Jezelf worden is een ongelooflijke en of geliefelijke klus. Je wordt met een aantal, nog niet bewust geworden, talenten en of vermogens geboren, die je kunt ontdekken langs de omweg van de ander en het andere, om ze vervolgens te oefenen door ze in te zetten. Dat is mogelijk het doel van de persoonsontwikkeling en de wijze waarop de persoon vorm gaat geven aan zijn/haar leven. Je bent als zelf nog niet af. Je moet jezelf in ontwikkeling nemen en of brengen. Je zit qua vertrek punt nog in een soort van mythisch stadium. Vandaar dat er een volgende stap van node wordt in de persoonsontwikkeling waarin een nieuw vermogen aan de orde moet komen en wel van het kleine ik.
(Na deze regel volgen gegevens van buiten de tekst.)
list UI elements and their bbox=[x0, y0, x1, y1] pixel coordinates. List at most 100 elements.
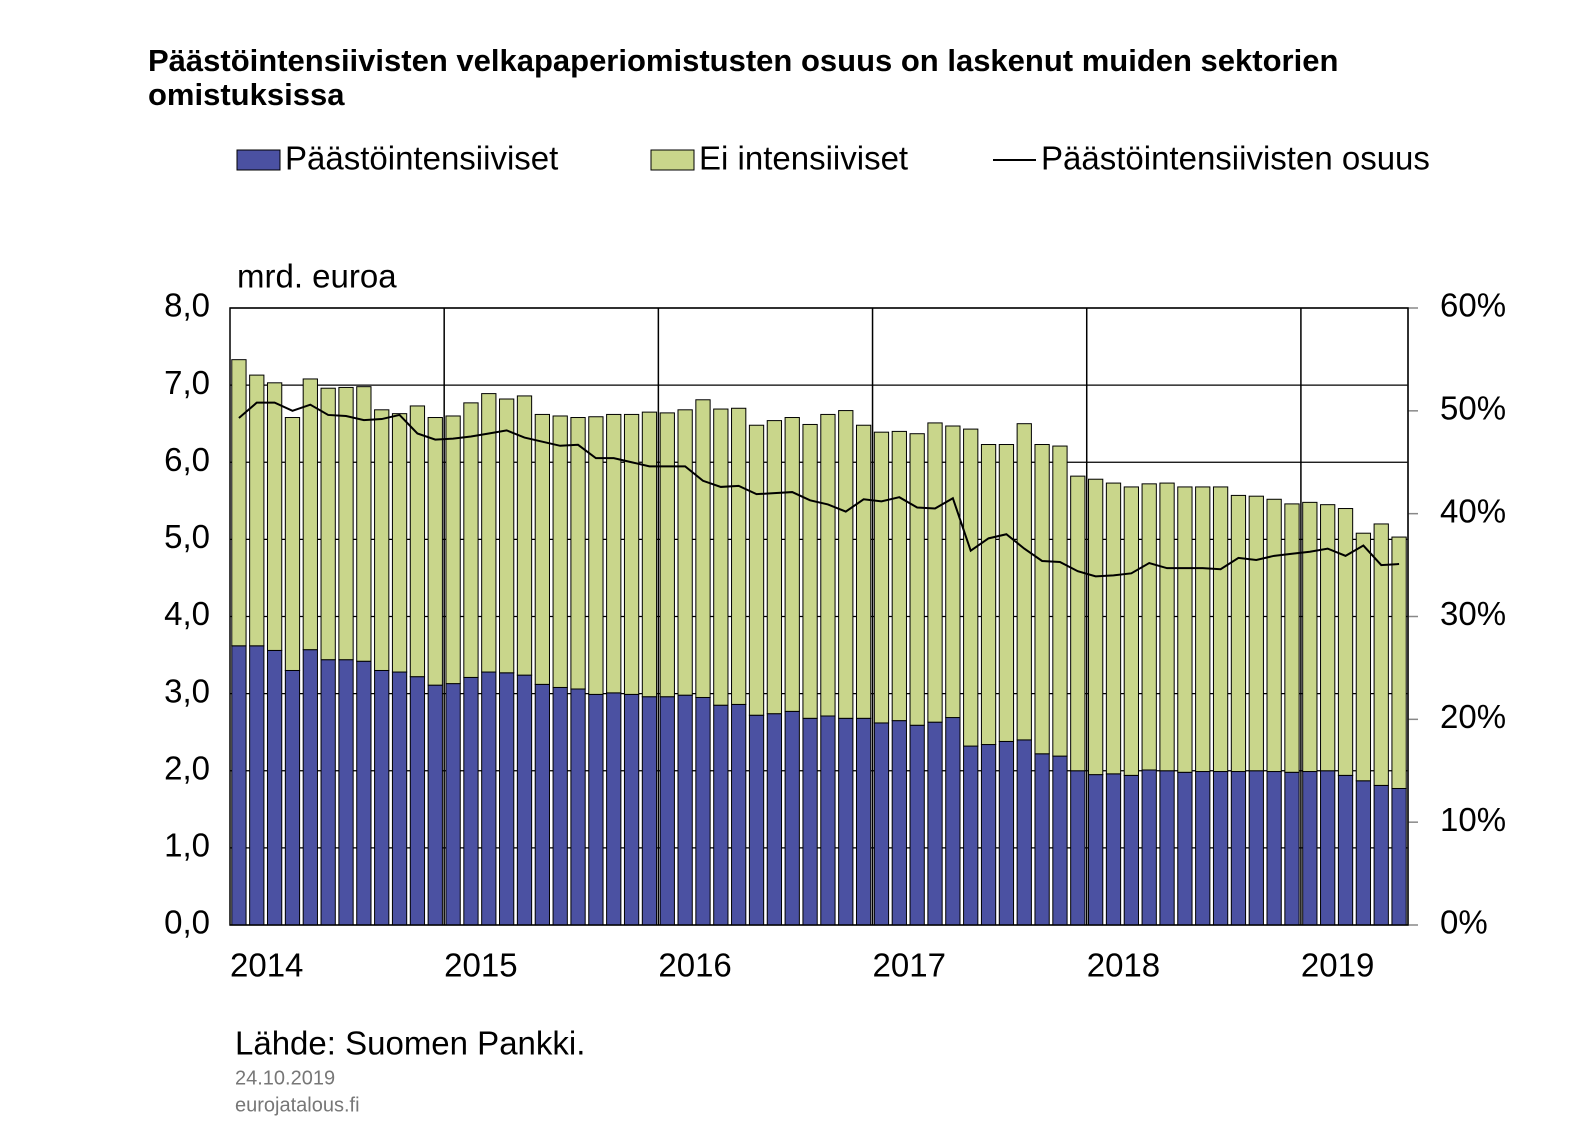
bar-segment bbox=[766, 713, 783, 926]
y2-tick-label: 60% bbox=[1440, 287, 1506, 324]
bar-segment bbox=[606, 692, 622, 926]
source: Lähde: Suomen Pankki. bbox=[235, 1025, 585, 1062]
bar-segment bbox=[713, 704, 729, 926]
bar-segment bbox=[1105, 773, 1122, 926]
y-tick-label: 1,0 bbox=[164, 827, 210, 864]
bar-segment bbox=[1337, 508, 1354, 776]
legend-label: Päästöintensiiviset bbox=[285, 140, 558, 177]
y2-tick-label: 50% bbox=[1440, 390, 1506, 427]
bar-segment bbox=[1141, 769, 1157, 926]
bar-segment bbox=[1195, 771, 1211, 926]
bar-segment bbox=[356, 386, 372, 662]
bar-segment bbox=[356, 660, 372, 926]
bar-segment bbox=[873, 722, 890, 926]
bar-segment bbox=[1052, 755, 1068, 926]
bar-segment bbox=[427, 417, 443, 686]
bar-segment bbox=[481, 393, 497, 673]
bar-segment bbox=[1355, 780, 1372, 926]
bar-segment bbox=[891, 430, 907, 722]
bar-segment bbox=[516, 395, 533, 676]
bar-segment bbox=[338, 659, 354, 926]
bar-segment bbox=[534, 413, 550, 685]
bar-segment bbox=[1195, 486, 1211, 773]
y-tick-label: 5,0 bbox=[164, 518, 210, 555]
bar-segment bbox=[838, 410, 854, 719]
bar-segment bbox=[909, 433, 925, 726]
y2-tick-label: 20% bbox=[1440, 698, 1506, 735]
bar-segment bbox=[374, 409, 390, 671]
bar-segment bbox=[1212, 486, 1229, 773]
bar-segment bbox=[1284, 771, 1300, 926]
bar-segment bbox=[909, 724, 925, 926]
bar-segment bbox=[963, 745, 979, 926]
bar-segment bbox=[873, 431, 890, 724]
bar-segment bbox=[1337, 774, 1354, 926]
bar-segment bbox=[1070, 475, 1086, 772]
bar-segment bbox=[784, 710, 800, 926]
bar-segment bbox=[534, 683, 550, 926]
bar-segment bbox=[570, 417, 586, 690]
bar-segment bbox=[606, 413, 622, 694]
bar-segment bbox=[1391, 787, 1407, 926]
bar-segment bbox=[1230, 771, 1247, 926]
bar-segment bbox=[1052, 445, 1068, 757]
x-tick-label: 2014 bbox=[230, 947, 303, 984]
y2-tick-label: 30% bbox=[1440, 595, 1506, 632]
legend-swatch bbox=[650, 149, 695, 171]
y-axis-label: mrd. euroa bbox=[237, 258, 397, 295]
bar-segment bbox=[374, 669, 390, 926]
bar-segment bbox=[588, 693, 604, 926]
bar-segment bbox=[338, 386, 354, 661]
bar-segment bbox=[1266, 771, 1282, 926]
bar-segment bbox=[731, 703, 747, 926]
y-tick-label: 7,0 bbox=[164, 364, 210, 401]
bar-segment bbox=[231, 359, 247, 647]
bar-segment bbox=[1284, 503, 1300, 773]
bar-segment bbox=[695, 399, 711, 698]
bar-segment bbox=[659, 696, 675, 926]
bar-segment bbox=[481, 671, 497, 926]
bar-segment bbox=[1088, 478, 1104, 776]
bar-segment bbox=[820, 413, 836, 717]
bar-segment bbox=[1016, 739, 1032, 926]
bar-segment bbox=[409, 405, 426, 678]
bar-segment bbox=[1266, 498, 1282, 773]
bar-segment bbox=[302, 378, 318, 651]
bar-segment bbox=[427, 684, 443, 926]
y-tick-label: 0,0 bbox=[164, 904, 210, 941]
bar-segment bbox=[1248, 495, 1264, 772]
x-tick-label: 2019 bbox=[1301, 947, 1374, 984]
bar-segment bbox=[249, 645, 265, 926]
bar-segment bbox=[284, 669, 301, 926]
bar-segment bbox=[998, 740, 1015, 926]
y-tick-label: 4,0 bbox=[164, 595, 210, 632]
bar-segment bbox=[570, 688, 586, 926]
bar-segment bbox=[1105, 482, 1122, 775]
plot-frame bbox=[229, 307, 1409, 926]
bar-segment bbox=[998, 444, 1015, 742]
bar-segment bbox=[1070, 770, 1086, 926]
y2-tick-label: 40% bbox=[1440, 492, 1506, 529]
bar-segment bbox=[1248, 770, 1264, 926]
bar-segment bbox=[1159, 482, 1175, 772]
bar-segment bbox=[1391, 536, 1407, 789]
bar-segment bbox=[1177, 486, 1193, 773]
bar-segment bbox=[945, 425, 961, 719]
bar-segment bbox=[266, 649, 283, 926]
bar-segment bbox=[927, 721, 943, 926]
bar-segment bbox=[1123, 486, 1139, 776]
x-tick-label: 2018 bbox=[1087, 947, 1160, 984]
bar-segment bbox=[766, 420, 783, 715]
legend-swatch bbox=[236, 149, 281, 171]
bar-segment bbox=[731, 407, 747, 705]
bar-segment bbox=[588, 416, 604, 695]
bar-segment bbox=[499, 398, 515, 674]
bar-segment bbox=[1320, 504, 1336, 772]
bar-segment bbox=[980, 744, 997, 926]
bar-segment bbox=[1302, 501, 1318, 773]
bar-segment bbox=[891, 720, 907, 926]
bar-segment bbox=[1212, 771, 1229, 926]
date: 24.10.2019 bbox=[235, 1067, 335, 1089]
bar-segment bbox=[231, 645, 247, 926]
2. Ego functie ( zuid => west), 7-14 jaar

In de ego-functie ontstaat de eerste tegenbeweging. Het zelf wordt omschreven als een meebewegende dynamiek, het ego een tegen-bewegende dynamiek, een anti-patische dynamiek. Die is niet verbindend, maar afscheidend. Deze tegenstrevende dynamiek ontstaat als tegenkracht (aan het zelf) reeds in de 1e zevensjaarsperiode, met name in de koppigheidsfase, het 'koninkje', het nee zeggen. Het niet willen mee bewegen met de ouder of de ander. Het ene kind is meer mee bewegend, het andere meer tegen bewegend. Nu sterkt de wil van het kind zich juist niet door het eigengereide tegen willen, maar juist door de wil van de liefdevolle autoriteit te volgen en ten uitvoering te brengen in een zinvol passende activiteit.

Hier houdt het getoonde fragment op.